Álvaro Barros Moreira é florista. Quando fala em “limpar e despachar”, ele se refere às flores que mantêm o sustento de sua família há quatro gerações. A loja, talvez, seja a floricultura mais antiga da cidade. Está na família Barros Moreira há mais de meio século, mas já existe, ali mesmo, no centro do Mercado das Flores, na Rua do Rosário, há mais de cem anos. As flores fazem parte da vida de Álvaro desde os tempos de adolescência. E foi uma flor que o rebatizou. Talvez você não o conheça pelo nome que está registrado na carteira de identidade. Mas é difícil encontrar algum carioca que não conheça ou pelo menos já tenha ouvido falar no Álvaro da Camélia, o nome que adotou e que o tornou o florista mais famoso do Rio.

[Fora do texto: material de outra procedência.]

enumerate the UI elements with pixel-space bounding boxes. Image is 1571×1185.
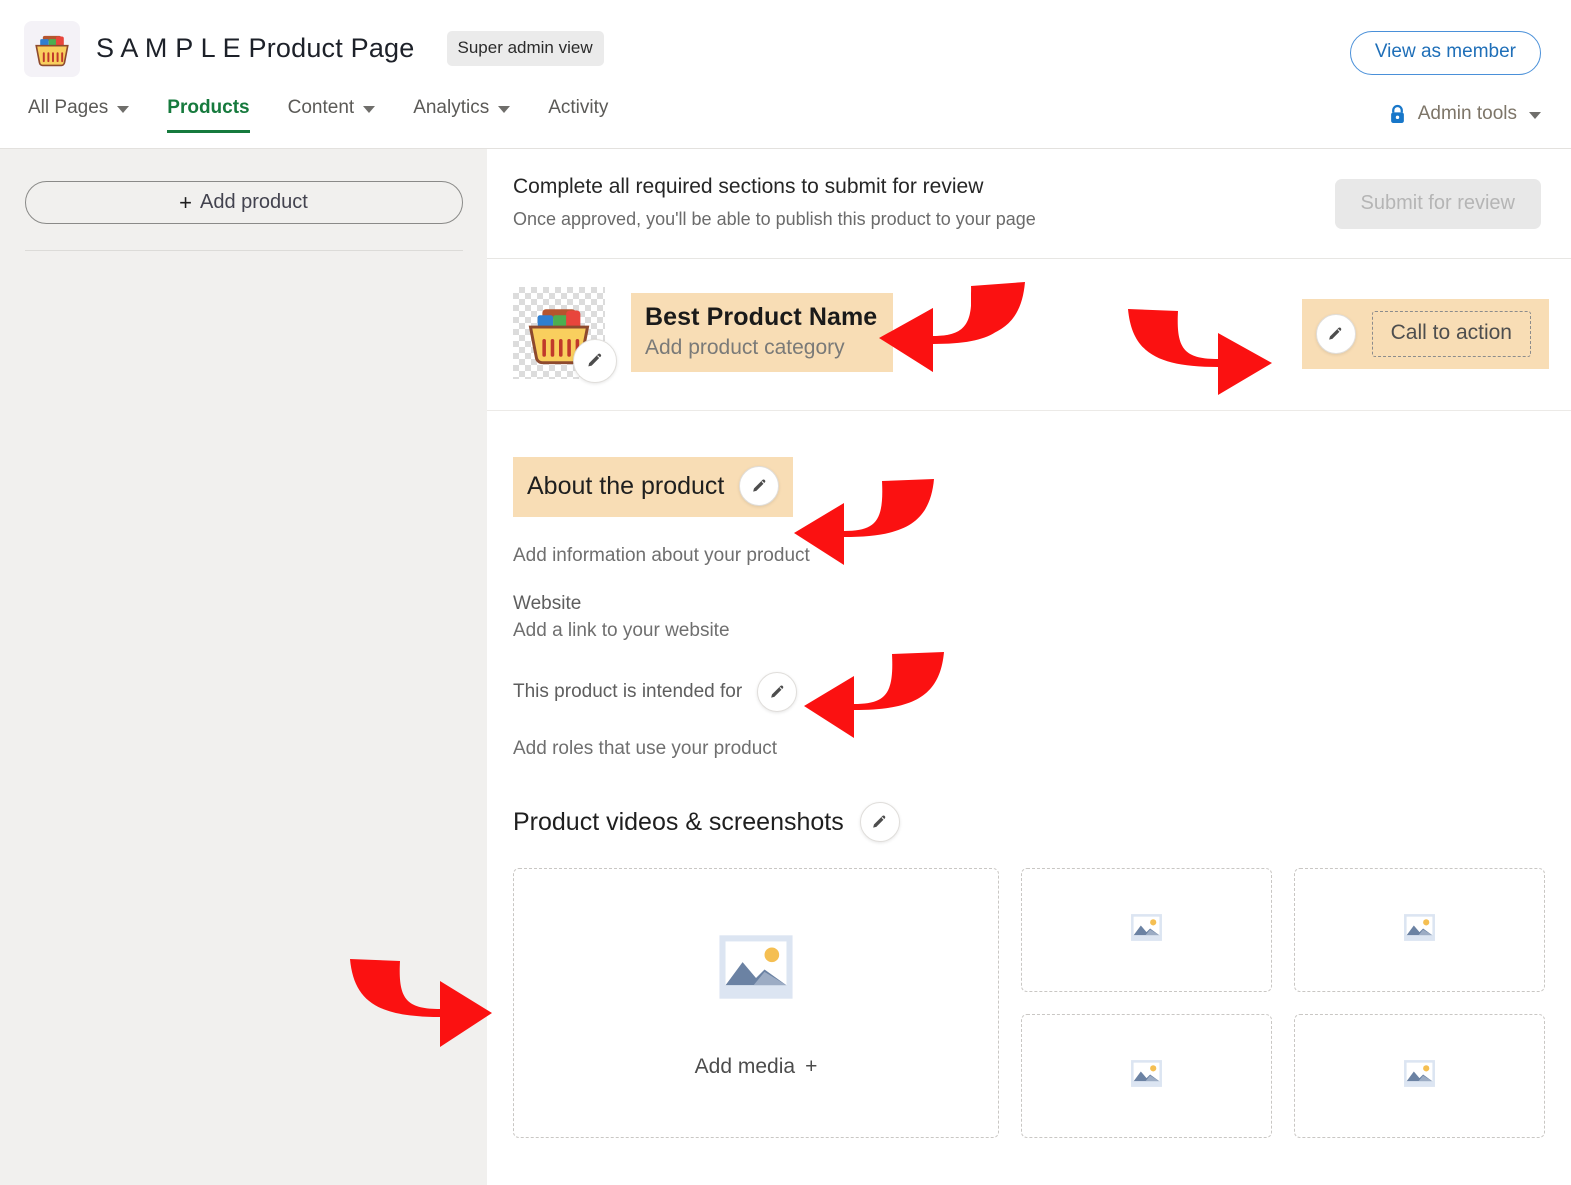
roles-placeholder: Add roles that use your product — [513, 738, 1545, 760]
lock-icon — [1389, 104, 1406, 125]
shopping-basket-icon — [24, 21, 80, 77]
product-editor-panel: Complete all required sections to submit… — [487, 149, 1571, 1185]
product-thumbnail-wrap — [513, 287, 613, 379]
page-body: + Add product Complete all required sect… — [0, 149, 1571, 1185]
website-placeholder: Add a link to your website — [513, 620, 1545, 642]
nav-item-all-pages[interactable]: All Pages — [24, 97, 148, 133]
edit-product-image-button[interactable] — [573, 339, 617, 383]
product-media-heading: Product videos & screenshots — [513, 802, 1545, 842]
plus-icon: + — [805, 1055, 817, 1079]
plus-icon: + — [179, 190, 192, 216]
media-thumbnail-grid — [1021, 868, 1545, 1138]
image-placeholder-icon — [1403, 911, 1436, 949]
media-slot[interactable] — [1021, 868, 1272, 992]
review-text-block: Complete all required sections to submit… — [513, 175, 1036, 230]
brand: S A M P L E Product Page Super admin vie… — [24, 21, 604, 77]
about-section: About the product Add information about … — [487, 411, 1571, 842]
nav-label: Content — [288, 97, 355, 119]
image-placeholder-icon — [1130, 1057, 1163, 1095]
nav-item-activity[interactable]: Activity — [529, 97, 627, 133]
about-heading-label: About the product — [527, 472, 724, 501]
main-navigation: All Pages Products Content Analytics Act… — [0, 97, 1571, 149]
review-subtitle: Once approved, you'll be able to publish… — [513, 209, 1036, 230]
chevron-down-icon — [363, 106, 375, 113]
nav-item-products[interactable]: Products — [148, 97, 268, 133]
image-placeholder-icon — [1403, 1057, 1436, 1095]
edit-call-to-action-button[interactable] — [1316, 314, 1356, 354]
admin-tools-menu[interactable]: Admin tools — [1389, 103, 1541, 125]
intended-for-row: This product is intended for — [513, 672, 1545, 712]
product-name: Best Product Name — [645, 303, 877, 332]
submit-for-review-button[interactable]: Submit for review — [1335, 179, 1542, 229]
add-product-button[interactable]: + Add product — [25, 181, 463, 224]
call-to-action-button[interactable]: Call to action — [1372, 311, 1531, 357]
nav-item-content[interactable]: Content — [269, 97, 395, 133]
image-placeholder-icon — [717, 928, 795, 1011]
media-slot[interactable] — [1294, 1014, 1545, 1138]
sidebar: + Add product — [0, 149, 487, 1185]
sidebar-divider — [25, 250, 463, 251]
add-media-dropzone[interactable]: Add media + — [513, 868, 999, 1138]
chevron-down-icon — [1529, 112, 1541, 119]
product-name-block[interactable]: Best Product Name Add product category — [631, 293, 893, 372]
add-product-label: Add product — [200, 191, 308, 214]
about-info-placeholder: Add information about your product — [513, 545, 1545, 567]
nav-items: All Pages Products Content Analytics Act… — [24, 97, 627, 133]
add-media-label-wrap: Add media + — [695, 1055, 818, 1079]
about-the-product-heading: About the product — [513, 457, 793, 517]
edit-product-media-button[interactable] — [860, 802, 900, 842]
website-label: Website — [513, 593, 1545, 615]
edit-intended-for-button[interactable] — [757, 672, 797, 712]
edit-about-button[interactable] — [739, 466, 779, 506]
call-to-action-block: Call to action — [1302, 299, 1549, 369]
chevron-down-icon — [498, 106, 510, 113]
media-slot[interactable] — [1294, 868, 1545, 992]
nav-label: Products — [167, 97, 249, 119]
intended-for-label: This product is intended for — [513, 681, 742, 703]
view-as-member-button[interactable]: View as member — [1350, 31, 1541, 75]
product-media-label: Product videos & screenshots — [513, 808, 844, 837]
nav-label: All Pages — [28, 97, 108, 119]
admin-tools-label: Admin tools — [1418, 103, 1517, 125]
image-placeholder-icon — [1130, 911, 1163, 949]
app-header: S A M P L E Product Page Super admin vie… — [0, 0, 1571, 97]
nav-label: Analytics — [413, 97, 489, 119]
product-category-placeholder: Add product category — [645, 336, 877, 360]
media-slot[interactable] — [1021, 1014, 1272, 1138]
review-title: Complete all required sections to submit… — [513, 175, 1036, 199]
product-header-row: Best Product Name Add product category C… — [487, 259, 1571, 411]
nav-item-analytics[interactable]: Analytics — [394, 97, 529, 133]
nav-label: Activity — [548, 97, 608, 119]
page-title: S A M P L E Product Page — [96, 33, 415, 64]
add-media-label: Add media — [695, 1055, 795, 1079]
review-status-bar: Complete all required sections to submit… — [487, 149, 1571, 259]
media-grid: Add media + — [487, 842, 1571, 1138]
chevron-down-icon — [117, 106, 129, 113]
super-admin-badge: Super admin view — [447, 31, 604, 66]
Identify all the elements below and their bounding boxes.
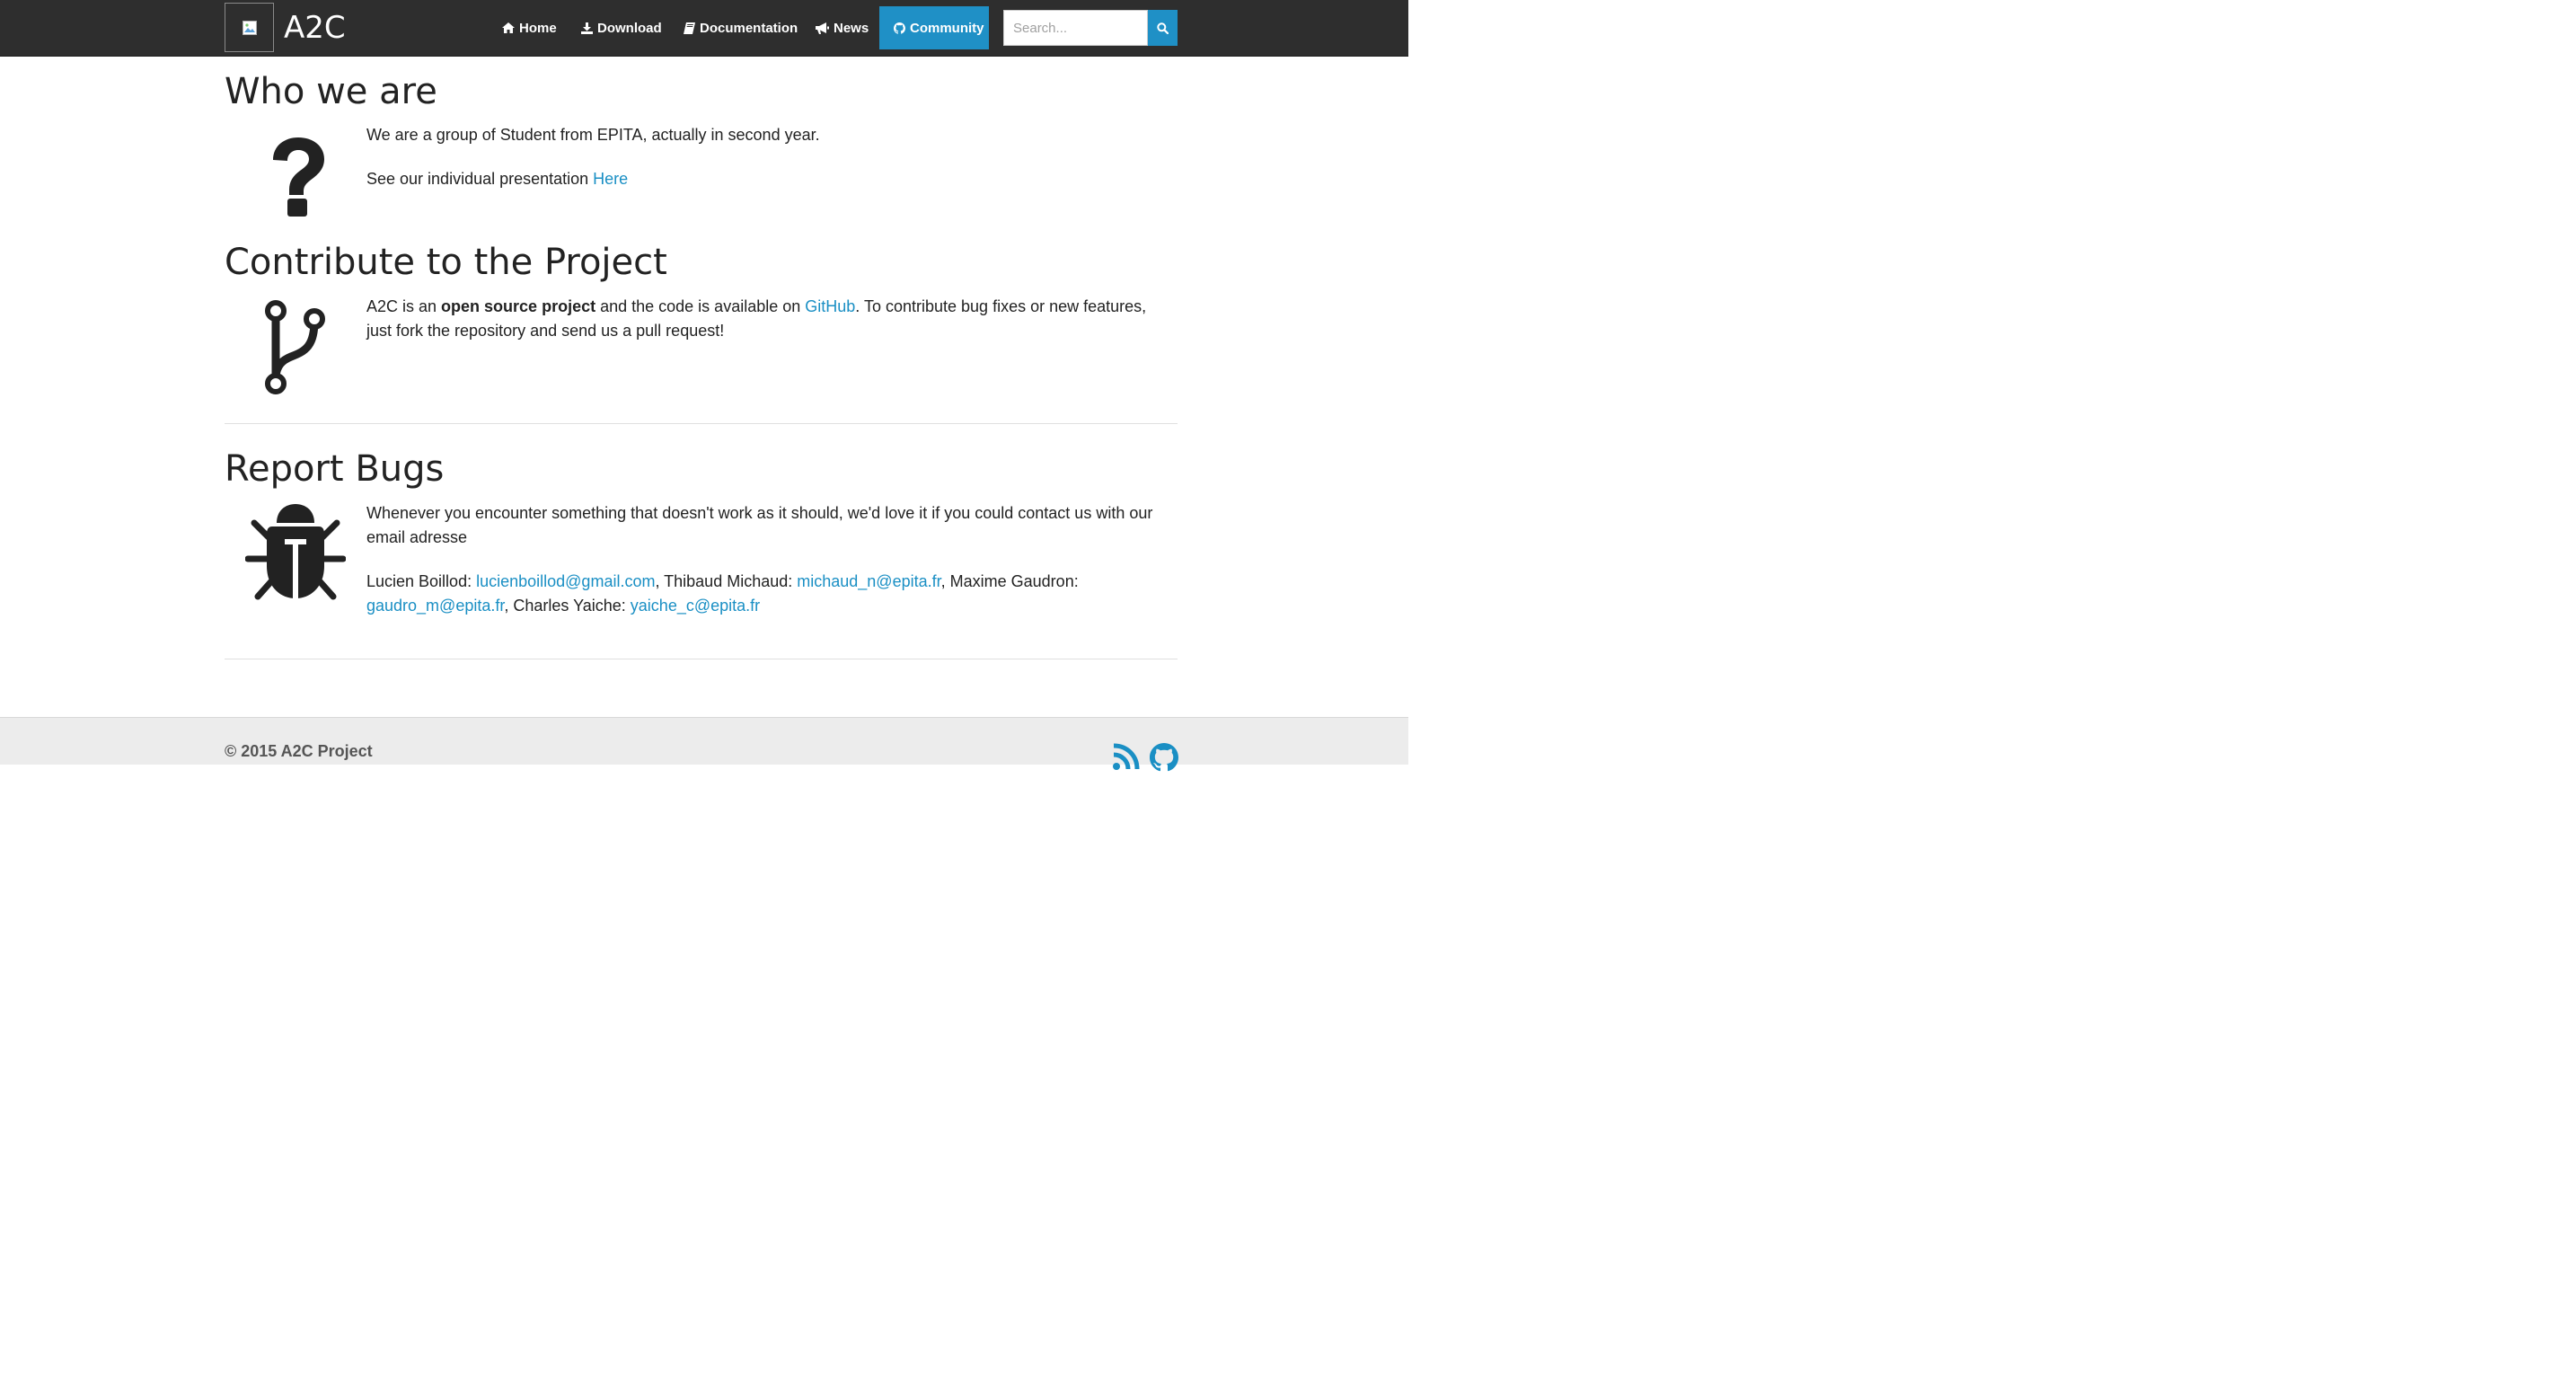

Camélias vêm do sítio particular
O apelido vem de uma tradição familiar. O pai de Álvaro cultivava, numa chácara no Alto da Boa Vista, legumes, frutas e flores, entre elas a camélia, raramente produzida na cidade. Álvaro tinha 15 anos quando seu pai deu um ultimato a ele e a seus dois irmãos, Sergio e Gilberto. Ou estudavam ou teriam que trabalhar. O trio optou pelo trabalho e ganhou, de presente do pai, um box no Mercado das Flores. Por coincidência, o box se chamava Camélia Flores. O apelido foi tão marcante que Álvaro, ainda hoje, no sítio que mantém no Alto da Boa Vista, continua produzindo camélias, embora não plante mais legumes ou frutas. Quase todas as flores que vende na loja são compradas na Cadeg ou vêm de Barbacena, em Minas Gerais. Mas as camélias são de sua produção.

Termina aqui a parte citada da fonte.